Angola continuou a ser o principal mercado externo do sector português da construção, responsável por 28% da facturação no estrangeiro em 2017, o equivalente a 1.415 milhões de euros

Angola continuou a ser o principal mercado externo do sector português da construção, responsável por 28% da facturação no estrangeiro em 2017, o equivalente a 1.415 milhões de euros, segundo dados da AICCOPN.

De acordo com mais recentes dados da Associação dos Industriais da Construção Civil e Obras Públicas (AICCOPN), estes 28% representam um aumento de 22% face a 2016. No ano passado, Angola foi também o país com valor mais elevado de novos contratos assinados pelas construtoras nacionais: 1.574 milhões de euros, equivalentes a 29% do total e a uma subida de 12% face ao ano anterior.

No total, o volume de negócios da construção e imobiliário nacionais nos mercados externos ascendeu a 10,8 mil milhões de euros (contra 10,01 milhões de euros em 2016), o que representa 15,9% das exportações portuguesas nesse ano.

E se, na sua actividade internacional, as construtoras portuguesas estão distribuídas por cerca de 40 países, o continente africano é a zona geográfica onde têm maior presença, sendo aliás Portugal o quarto país europeu com maior facturação no mercado africano da construção, cifrado em 2,4 mil milhões de euros, depois da Turquia, França e Itália.

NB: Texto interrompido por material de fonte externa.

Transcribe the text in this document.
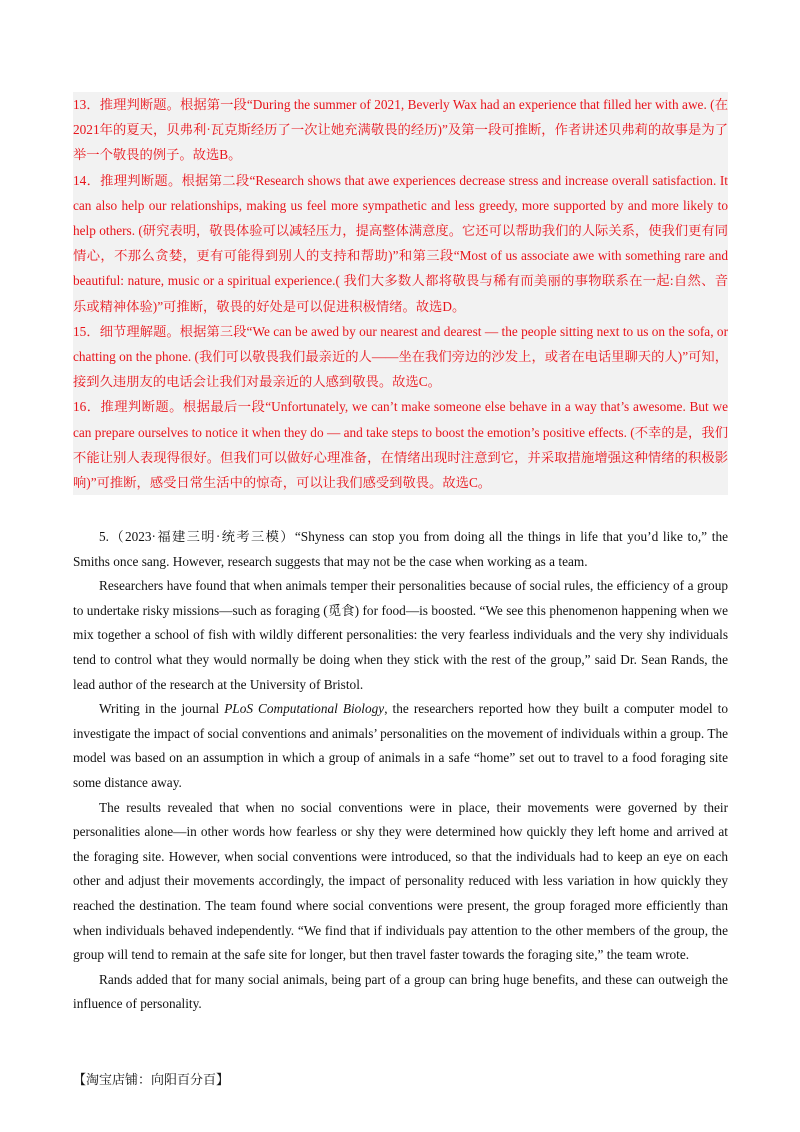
13．推理判断题。根据第一段“During the summer of 2021, Beverly Wax had an experience that filled her with awe. (在2021年的夏天，贝弗利·瓦克斯经历了一次让她充满敬畏的经历)”及第一段可推断，作者讲述贝弗莉的故事是为了举一个敬畏的例子。故选B。

14．推理判断题。根据第二段“Research shows that awe experiences decrease stress and increase overall satisfaction. It can also help our relationships, making us feel more sympathetic and less greedy, more supported by and more likely to help others. (研究表明，敬畏体验可以减轻压力，提高整体满意度。它还可以帮助我们的人际关系，使我们更有同情心，不那么贪婪，更有可能得到别人的支持和帮助)”和第三段“Most of us associate awe with something rare and beautiful: nature, music or a spiritual experience.( 我们大多数人都将敬畏与稀有而美丽的事物联系在一起:自然、音乐或精神体验)”可推断，敬畏的好处是可以促进积极情绪。故选D。

15．细节理解题。根据第三段“We can be awed by our nearest and dearest — the people sitting next to us on the sofa, or chatting on the phone. (我们可以敬畏我们最亲近的人——坐在我们旁边的沙发上，或者在电话里聊天的人)”可知，接到久违朋友的电话会让我们对最亲近的人感到敬畏。故选C。

16．推理判断题。根据最后一段“Unfortunately, we can’t make someone else behave in a way that’s awesome. But we can prepare ourselves to notice it when they do — and take steps to boost the emotion’s positive effects. (不幸的是，我们不能让别人表现得很好。但我们可以做好心理准备，在情绪出现时注意到它，并采取措施增强这种情绪的积极影响)”可推断，感受日常生活中的惊奇，可以让我们感受到敬畏。故选C。

5.（2023·福建三明·统考三模）“Shyness can stop you from doing all the things in life that you’d like to,” the Smiths once sang. However, research suggests that may not be the case when working as a team.

Researchers have found that when animals temper their personalities because of social rules, the efficiency of a group to undertake risky missions—such as foraging (觅食) for food—is boosted. “We see this phenomenon happening when we mix together a school of fish with wildly different personalities: the very fearless individuals and the very shy individuals tend to control what they would normally be doing when they stick with the rest of the group,” said Dr. Sean Rands, the lead author of the research at the University of Bristol.

Writing in the journal PLoS Computational Biology, the researchers reported how they built a computer model to investigate the impact of social conventions and animals’ personalities on the movement of individuals within a group. The model was based on an assumption in which a group of animals in a safe “home” set out to travel to a food foraging site some distance away.

The results revealed that when no social conventions were in place, their movements were governed by their personalities alone—in other words how fearless or shy they were determined how quickly they left home and arrived at the foraging site. However, when social conventions were introduced, so that the individuals had to keep an eye on each other and adjust their movements accordingly, the impact of personality reduced with less variation in how quickly they reached the destination. The team found where social conventions were present, the group foraged more efficiently than when individuals behaved independently. “We find that if individuals pay attention to the other members of the group, the group will tend to remain at the safe site for longer, but then travel faster towards the foraging site,” the team wrote.

Rands added that for many social animals, being part of a group can bring huge benefits, and these can outweigh the influence of personality.

【淘宝店铺：向阳百分百】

Considerando apenas os novos contratos detidos, Portugal sobe mesmo ao segundo lugar do ‘ranking’ de países europeus com maior volume de obras em carteira em África.

C ontudo, são várias as construtoras portuguesas que reclamam dívidas ao Estado angolano, entre as quais a Mota- Engil, a Teixeira Duarte e a Soares da Costa, esta última actualmente em Processo Especial de Revitalização (PER) e sem capacidade para pagar aos trabalhadores porque, segundo a administração, não consegue transferir para Portugal 15 milhões de euros que tem retidos em bancos angolanos.

Segundo adiantou à Lusa fonte oficial da Soares da Costa, a dívida de Angola à empresa “é superior a uma centena de milhões de euros” e teve “um enorme impacto” na saúde financeira da construtora, cuja deterioração acabou por conduzir à actual situação. Apesar de praticamente não ter obras em Portugal, a Soares da Costa diz que a actividade “tem corrido bem” em Angola, mercado que representa hoje “cerca de 60%” da sua facturação, correspondendo Moçambique aos restantes 40%.

Já a Mota-Engil fala em “bons e maus momentos” vividos em Angola, onde está presente há 70 anos e tem centenas de quadros portugueses a trabalhar. Em Setembro, em declarações à Lusa durante a visita de trabalho de António Costa a Angola, o conselheiro da construtora, Jorge Coelho, afirmou que a Mota- Engil soube “ajustar-se” à crise angolana e hoje “está bem” e com uma “visão muito positiva do país e daquilo que vai ser no futuro”.

Na Quinta-feira, António Costa considerou que a visita de João Lourenço, entre 22 e 24 de Novembro, é “um momento alto” nas relações luso-angolanas e adiantou que espera concretizar o processo de certificação das dívidas a empresas portuguesas.